Возле пруда на полпути к дому Мокашов остановился, посидел на скамеечке, посмотрел, как ловят тритонов местные, не достигшие школьного возраста рыбаки. Потом обернулся на шоркающий звук. Звук походил на шипение пара, на шелест подмёток по асфальту: дзиг, дзиг. Он обернулся и увидел старого знакомого – башмачника, покровителя дорог. Как и в первую встречу, он был в военном кителе, фуражке и галифе. Он косил вдоль некрашеного заборчика, приподнятого над землёй на побеленных бетонных столбиках. Они поздоровались.

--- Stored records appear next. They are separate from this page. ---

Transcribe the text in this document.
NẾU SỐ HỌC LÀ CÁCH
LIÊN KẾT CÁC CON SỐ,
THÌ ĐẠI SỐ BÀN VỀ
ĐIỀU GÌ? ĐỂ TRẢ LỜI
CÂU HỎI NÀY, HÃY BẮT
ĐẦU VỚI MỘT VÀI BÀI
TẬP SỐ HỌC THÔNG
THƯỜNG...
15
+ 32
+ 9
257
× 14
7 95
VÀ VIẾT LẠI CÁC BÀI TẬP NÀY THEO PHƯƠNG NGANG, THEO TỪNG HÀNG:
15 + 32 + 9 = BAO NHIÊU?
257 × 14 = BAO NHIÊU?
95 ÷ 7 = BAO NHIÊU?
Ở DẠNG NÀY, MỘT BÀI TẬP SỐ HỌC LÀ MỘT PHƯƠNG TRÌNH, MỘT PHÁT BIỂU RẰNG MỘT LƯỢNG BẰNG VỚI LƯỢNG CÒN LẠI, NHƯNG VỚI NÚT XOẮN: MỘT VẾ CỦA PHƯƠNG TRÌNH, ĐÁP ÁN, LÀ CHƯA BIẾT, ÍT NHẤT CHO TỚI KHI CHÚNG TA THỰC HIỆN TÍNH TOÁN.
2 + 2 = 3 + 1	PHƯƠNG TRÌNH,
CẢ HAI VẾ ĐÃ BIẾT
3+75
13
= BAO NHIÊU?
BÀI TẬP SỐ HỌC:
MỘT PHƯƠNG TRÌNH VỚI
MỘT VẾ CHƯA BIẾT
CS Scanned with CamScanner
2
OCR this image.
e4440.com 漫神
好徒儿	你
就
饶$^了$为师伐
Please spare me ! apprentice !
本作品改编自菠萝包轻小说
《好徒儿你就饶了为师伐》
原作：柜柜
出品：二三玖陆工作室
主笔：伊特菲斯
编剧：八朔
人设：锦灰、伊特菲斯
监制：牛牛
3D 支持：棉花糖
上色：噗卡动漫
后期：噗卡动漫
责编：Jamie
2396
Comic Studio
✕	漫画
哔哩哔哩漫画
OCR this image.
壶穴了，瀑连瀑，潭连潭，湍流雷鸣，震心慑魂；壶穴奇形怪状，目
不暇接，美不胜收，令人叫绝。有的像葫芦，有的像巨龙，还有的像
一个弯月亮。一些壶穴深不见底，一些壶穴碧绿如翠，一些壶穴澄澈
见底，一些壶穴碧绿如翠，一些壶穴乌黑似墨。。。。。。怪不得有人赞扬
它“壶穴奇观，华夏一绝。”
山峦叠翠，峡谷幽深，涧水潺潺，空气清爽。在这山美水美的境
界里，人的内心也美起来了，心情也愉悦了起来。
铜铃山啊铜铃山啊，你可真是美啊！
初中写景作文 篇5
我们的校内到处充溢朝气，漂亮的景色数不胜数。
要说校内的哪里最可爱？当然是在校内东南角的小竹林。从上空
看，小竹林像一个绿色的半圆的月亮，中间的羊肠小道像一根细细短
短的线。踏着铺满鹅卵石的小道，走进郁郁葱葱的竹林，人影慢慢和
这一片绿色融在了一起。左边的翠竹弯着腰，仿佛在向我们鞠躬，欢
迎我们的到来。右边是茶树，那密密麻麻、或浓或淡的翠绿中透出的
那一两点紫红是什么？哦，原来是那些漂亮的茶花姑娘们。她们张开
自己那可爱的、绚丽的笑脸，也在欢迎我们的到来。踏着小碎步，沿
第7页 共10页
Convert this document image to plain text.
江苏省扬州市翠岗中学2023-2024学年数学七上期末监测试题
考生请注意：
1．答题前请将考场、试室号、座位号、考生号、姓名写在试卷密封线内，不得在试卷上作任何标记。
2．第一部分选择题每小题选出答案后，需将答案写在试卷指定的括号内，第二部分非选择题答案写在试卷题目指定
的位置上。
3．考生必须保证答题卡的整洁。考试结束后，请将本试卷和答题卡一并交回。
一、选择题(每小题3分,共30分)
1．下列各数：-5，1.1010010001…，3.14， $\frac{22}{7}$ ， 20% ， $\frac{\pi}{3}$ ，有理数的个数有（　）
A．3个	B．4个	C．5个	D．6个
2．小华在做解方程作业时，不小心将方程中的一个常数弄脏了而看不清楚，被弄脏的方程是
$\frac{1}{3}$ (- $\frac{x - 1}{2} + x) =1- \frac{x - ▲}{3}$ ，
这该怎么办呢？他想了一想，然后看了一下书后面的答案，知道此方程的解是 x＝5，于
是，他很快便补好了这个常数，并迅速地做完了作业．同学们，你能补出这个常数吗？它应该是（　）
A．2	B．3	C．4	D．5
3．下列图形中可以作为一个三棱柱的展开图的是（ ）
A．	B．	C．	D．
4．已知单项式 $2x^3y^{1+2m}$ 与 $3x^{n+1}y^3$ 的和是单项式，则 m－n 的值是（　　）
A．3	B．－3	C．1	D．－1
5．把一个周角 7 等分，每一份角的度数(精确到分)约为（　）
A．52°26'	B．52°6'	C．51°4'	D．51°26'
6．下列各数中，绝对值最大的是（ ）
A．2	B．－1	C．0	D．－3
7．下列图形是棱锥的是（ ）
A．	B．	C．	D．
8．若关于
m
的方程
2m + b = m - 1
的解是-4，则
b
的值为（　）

– Притомился? – спросил Башмачник, снял фуражку и посмотрел в неё.

– Есть немножко, – улыбнувшись, ответил Мокашов.

– Ну, а как же? Жизнь, а не малина. – Башмачник одел фуражку, и они помолчали.

– Старуха тут ста-а-рая живёт, – сказал погодя Башмачник. – Совсем рехнулася, старуха-то. Монетки в траву подбрасывает, чтобы детей посмотреть. А они теперь только и приходят сюда, чтобы монеты искать.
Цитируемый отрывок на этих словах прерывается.